ENSO-MJO effects on the lifecycle of North Pacific Atmospheric Rivers

Lead Author: Laís Fernandes
Portland State University, United States of America

Keywords: ENSO-MJO Interaction, MJO-AR lifecycle relationships, North Pacific ARs, AR precipitation, AR extreme events

Abstract: This study investigates how the El Niño-Southern Oscillation influences the modulation of cold-season North Pacific atmospheric river (AR) lifecycle characteristics by the Madden-Julian Oscillation (MJO) and associated AR-landfall driven precipitation extremes over North America. For ARs that originate between 0°N-60°N and 100°E-100°W, MJO phases 6-8 are associated with the highest AR lifecycle frequency over the North Pacific compared to other MJO phases. During El Niño, the highest AR lifecycle frequency in MJO phases 6-8 in the subtropics shifts to the east compared to the climatological mean. This El Niño effect on the MJO-AR lifecycle relationship is stronger than the El Niño modulation alone. The El Niño background changes the key drivers of the MJO-AR lifecycle relationship in these MJO phases by shifting MJO-driven convection to the east of 180° and extending the North Pacific subtropical jet eastward.
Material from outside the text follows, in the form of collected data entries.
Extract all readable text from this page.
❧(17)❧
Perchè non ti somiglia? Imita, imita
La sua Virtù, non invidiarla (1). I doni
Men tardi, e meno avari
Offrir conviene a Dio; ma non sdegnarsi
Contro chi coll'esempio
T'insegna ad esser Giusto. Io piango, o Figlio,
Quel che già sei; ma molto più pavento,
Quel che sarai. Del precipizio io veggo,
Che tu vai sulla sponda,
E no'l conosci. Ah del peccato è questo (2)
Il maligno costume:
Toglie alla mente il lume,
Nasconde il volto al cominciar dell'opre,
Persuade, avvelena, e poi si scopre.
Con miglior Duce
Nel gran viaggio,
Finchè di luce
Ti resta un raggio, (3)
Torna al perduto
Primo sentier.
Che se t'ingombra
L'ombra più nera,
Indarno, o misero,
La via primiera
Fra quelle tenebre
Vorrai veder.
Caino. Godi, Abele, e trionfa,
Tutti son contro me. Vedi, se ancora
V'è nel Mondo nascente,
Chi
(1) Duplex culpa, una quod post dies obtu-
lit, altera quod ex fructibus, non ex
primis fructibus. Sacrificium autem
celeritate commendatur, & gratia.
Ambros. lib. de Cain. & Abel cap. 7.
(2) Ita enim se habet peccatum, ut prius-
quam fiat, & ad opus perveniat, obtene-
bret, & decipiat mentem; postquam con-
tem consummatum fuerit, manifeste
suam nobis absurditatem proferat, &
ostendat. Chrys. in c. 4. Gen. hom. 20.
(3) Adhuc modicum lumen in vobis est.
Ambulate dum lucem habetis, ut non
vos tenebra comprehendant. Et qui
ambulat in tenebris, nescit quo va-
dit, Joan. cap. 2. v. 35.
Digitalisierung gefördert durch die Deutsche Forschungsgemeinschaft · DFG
Under these conditions, a weakened MJO extratropical teleconnection is triggered east of 180° and results in a significant cyclonic circulation anomaly along the United States (US) coast. Consequently, under El Niño, landfalling North Pacific ARs in MJO phases 6-8 more often impact the southern tier of the US, enhancing positive precipitation anomalies and increasing the frequency of AR-related extreme precipitation events across California and even the southeast US. At the same time, enhanced negative precipitation anomalies and decreased frequency of AR extreme precipitation events occur over the northwestern US and western Canada. Results provide new useful insight into the drivers of AR and precipitation variability along the west coast of North America with novel implications for improving S2S predictions.